Overview¶
Azure Monitor provides a full stack monitoring solution for your applications and infrastructure. This guide provides a structured approach to implementing observability using native Azure tools.
Core Capabilities¶
Azure Monitor collects and analyzes telemetry from your cloud and on-premises environments. It helps you understand how your applications perform and proactively identifies issues affecting them and the resources they depend on.
graph TD
A[Sources] --> B[Azure Monitor]
B --> C[Insights]
B --> D[Visualize]
B --> E[Analyze]
B --> F[Respond]
B --> G[Integrate]
subgraph "Data Platform"
B1[(Metrics)]
B2[(Logs)]
B3[(Traces)]
B4[(Changes)]
end Guide Scope¶
This guide covers the implementation and operational aspects of Azure Monitor. It focuses on:
- Platform Configuration: Setting up Log Analytics workspaces, Data Collection Rules, and Managed Identities.

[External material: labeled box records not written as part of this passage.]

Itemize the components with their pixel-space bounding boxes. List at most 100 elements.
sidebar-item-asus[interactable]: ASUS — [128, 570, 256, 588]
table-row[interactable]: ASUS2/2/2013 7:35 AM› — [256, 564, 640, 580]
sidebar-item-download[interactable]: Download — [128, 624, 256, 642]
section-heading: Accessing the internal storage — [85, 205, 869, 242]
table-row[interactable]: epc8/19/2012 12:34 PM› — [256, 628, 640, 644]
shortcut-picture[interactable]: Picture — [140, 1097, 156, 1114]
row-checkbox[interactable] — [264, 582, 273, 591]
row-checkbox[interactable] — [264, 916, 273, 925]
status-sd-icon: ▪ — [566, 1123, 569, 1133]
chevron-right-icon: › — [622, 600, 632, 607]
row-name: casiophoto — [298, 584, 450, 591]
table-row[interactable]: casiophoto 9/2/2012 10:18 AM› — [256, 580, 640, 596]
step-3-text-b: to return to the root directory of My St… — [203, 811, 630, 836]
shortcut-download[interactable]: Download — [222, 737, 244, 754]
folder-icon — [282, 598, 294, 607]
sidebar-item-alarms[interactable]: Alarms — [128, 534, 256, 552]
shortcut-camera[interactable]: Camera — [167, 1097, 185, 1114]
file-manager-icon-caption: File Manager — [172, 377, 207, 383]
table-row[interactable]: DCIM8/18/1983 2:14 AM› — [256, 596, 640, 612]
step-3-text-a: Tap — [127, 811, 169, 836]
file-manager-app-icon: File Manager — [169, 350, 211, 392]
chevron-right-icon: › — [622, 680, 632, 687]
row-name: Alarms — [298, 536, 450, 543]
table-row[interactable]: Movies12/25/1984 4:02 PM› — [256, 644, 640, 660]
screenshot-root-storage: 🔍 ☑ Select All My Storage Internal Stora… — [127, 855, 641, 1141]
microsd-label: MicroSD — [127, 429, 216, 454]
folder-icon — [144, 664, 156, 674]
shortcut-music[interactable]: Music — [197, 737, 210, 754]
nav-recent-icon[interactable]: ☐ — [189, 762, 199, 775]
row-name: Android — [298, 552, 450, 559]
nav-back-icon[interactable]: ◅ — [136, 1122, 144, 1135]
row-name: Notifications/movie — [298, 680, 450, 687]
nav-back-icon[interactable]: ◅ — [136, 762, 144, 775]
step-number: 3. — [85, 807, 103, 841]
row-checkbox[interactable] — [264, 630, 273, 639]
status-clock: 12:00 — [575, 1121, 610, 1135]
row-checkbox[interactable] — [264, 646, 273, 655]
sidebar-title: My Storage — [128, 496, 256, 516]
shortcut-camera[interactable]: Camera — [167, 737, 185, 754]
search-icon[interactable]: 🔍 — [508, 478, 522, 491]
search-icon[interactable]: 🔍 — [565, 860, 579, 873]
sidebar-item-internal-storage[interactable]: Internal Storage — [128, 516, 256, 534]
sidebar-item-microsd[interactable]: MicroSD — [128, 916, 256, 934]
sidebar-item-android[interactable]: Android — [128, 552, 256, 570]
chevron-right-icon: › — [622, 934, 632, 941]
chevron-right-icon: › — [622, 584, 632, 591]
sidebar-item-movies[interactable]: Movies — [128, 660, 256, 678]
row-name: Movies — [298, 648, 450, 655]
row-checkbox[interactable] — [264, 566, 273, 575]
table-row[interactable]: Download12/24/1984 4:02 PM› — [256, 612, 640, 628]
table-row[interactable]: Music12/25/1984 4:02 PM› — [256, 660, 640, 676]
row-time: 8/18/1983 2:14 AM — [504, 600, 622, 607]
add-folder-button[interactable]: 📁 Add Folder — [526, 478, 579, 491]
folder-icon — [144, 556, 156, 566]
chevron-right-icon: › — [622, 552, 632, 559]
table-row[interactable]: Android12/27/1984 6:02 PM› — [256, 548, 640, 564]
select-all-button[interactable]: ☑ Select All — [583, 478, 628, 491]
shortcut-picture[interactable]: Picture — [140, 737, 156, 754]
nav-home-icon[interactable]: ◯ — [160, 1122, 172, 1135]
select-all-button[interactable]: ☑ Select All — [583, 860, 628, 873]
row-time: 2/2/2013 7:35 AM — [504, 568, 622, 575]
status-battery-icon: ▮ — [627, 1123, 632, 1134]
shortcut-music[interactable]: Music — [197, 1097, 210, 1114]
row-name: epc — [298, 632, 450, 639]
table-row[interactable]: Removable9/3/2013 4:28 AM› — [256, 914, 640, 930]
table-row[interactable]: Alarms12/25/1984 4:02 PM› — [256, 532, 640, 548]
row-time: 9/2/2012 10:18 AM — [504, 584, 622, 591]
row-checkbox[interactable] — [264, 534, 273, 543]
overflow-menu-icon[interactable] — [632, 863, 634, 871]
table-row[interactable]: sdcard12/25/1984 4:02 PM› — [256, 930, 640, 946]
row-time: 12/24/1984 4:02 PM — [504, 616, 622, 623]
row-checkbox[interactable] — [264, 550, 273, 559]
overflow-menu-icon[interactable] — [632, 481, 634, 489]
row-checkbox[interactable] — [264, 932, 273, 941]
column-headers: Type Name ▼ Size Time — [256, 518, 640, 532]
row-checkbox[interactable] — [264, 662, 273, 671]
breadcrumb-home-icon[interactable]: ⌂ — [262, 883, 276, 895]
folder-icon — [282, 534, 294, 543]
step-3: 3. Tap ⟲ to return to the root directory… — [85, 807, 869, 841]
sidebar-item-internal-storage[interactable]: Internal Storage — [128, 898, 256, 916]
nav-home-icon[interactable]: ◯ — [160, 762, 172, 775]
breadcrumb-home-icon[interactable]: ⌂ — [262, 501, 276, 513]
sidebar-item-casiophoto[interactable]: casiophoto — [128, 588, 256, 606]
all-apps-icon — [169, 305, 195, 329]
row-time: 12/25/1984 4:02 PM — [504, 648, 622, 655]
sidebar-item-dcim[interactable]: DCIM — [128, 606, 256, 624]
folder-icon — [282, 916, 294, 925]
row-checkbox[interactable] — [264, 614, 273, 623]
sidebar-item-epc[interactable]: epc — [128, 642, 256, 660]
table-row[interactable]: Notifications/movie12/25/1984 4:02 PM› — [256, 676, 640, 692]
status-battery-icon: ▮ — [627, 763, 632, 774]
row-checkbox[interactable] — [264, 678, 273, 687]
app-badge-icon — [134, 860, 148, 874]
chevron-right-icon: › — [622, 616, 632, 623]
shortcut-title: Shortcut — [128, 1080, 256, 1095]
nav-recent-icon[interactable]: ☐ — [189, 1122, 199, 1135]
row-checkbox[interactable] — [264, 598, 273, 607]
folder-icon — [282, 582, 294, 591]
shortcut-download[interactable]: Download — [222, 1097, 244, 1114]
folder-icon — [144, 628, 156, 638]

- Service Monitoring: Specific strategies for AKS, App Service, Functions, and Virtual Machines.
- Operational Excellence: Alerting strategies, dashboarding, and cost management.
- Advanced Troubleshooting: Using Kusto Query Language (KQL) and specialized playbooks.
Target Audience¶
- Platform Engineers: Responsible for the shared monitoring infrastructure and governance.
- Developers: Implementing application-level instrumentation and tracing.
- SRE/Operations: Managing alerts, responding to incidents, and ensuring system reliability.
- Architects: Designing resilient systems with observability in mind.
Structure¶
The guide is organized into logical sections that follow the monitoring lifecycle:
- Start Here: Orientation, role-based learning paths, and repository navigation.
- Platform: Core Azure Monitor architecture, data platform, workspace design foundations, and security concepts.
- Best Practices: Recommended patterns for retention, alerting, access control, tagging, and cost optimization.
- Service Guides: Tailored monitoring implementations for App Service, Container Apps, Functions, AKS, and virtual machines.
- Operations: Repeatable day-2 runbooks for workspaces, diagnostics, alert rules, dashboards, exports, and cost control.
- Troubleshooting: Decision trees, evidence mapping, KQL query packs, and incident playbooks.
- Reference: Quick lookup material for CLI commands, KQL syntax, diagnostic tables, and platform limits.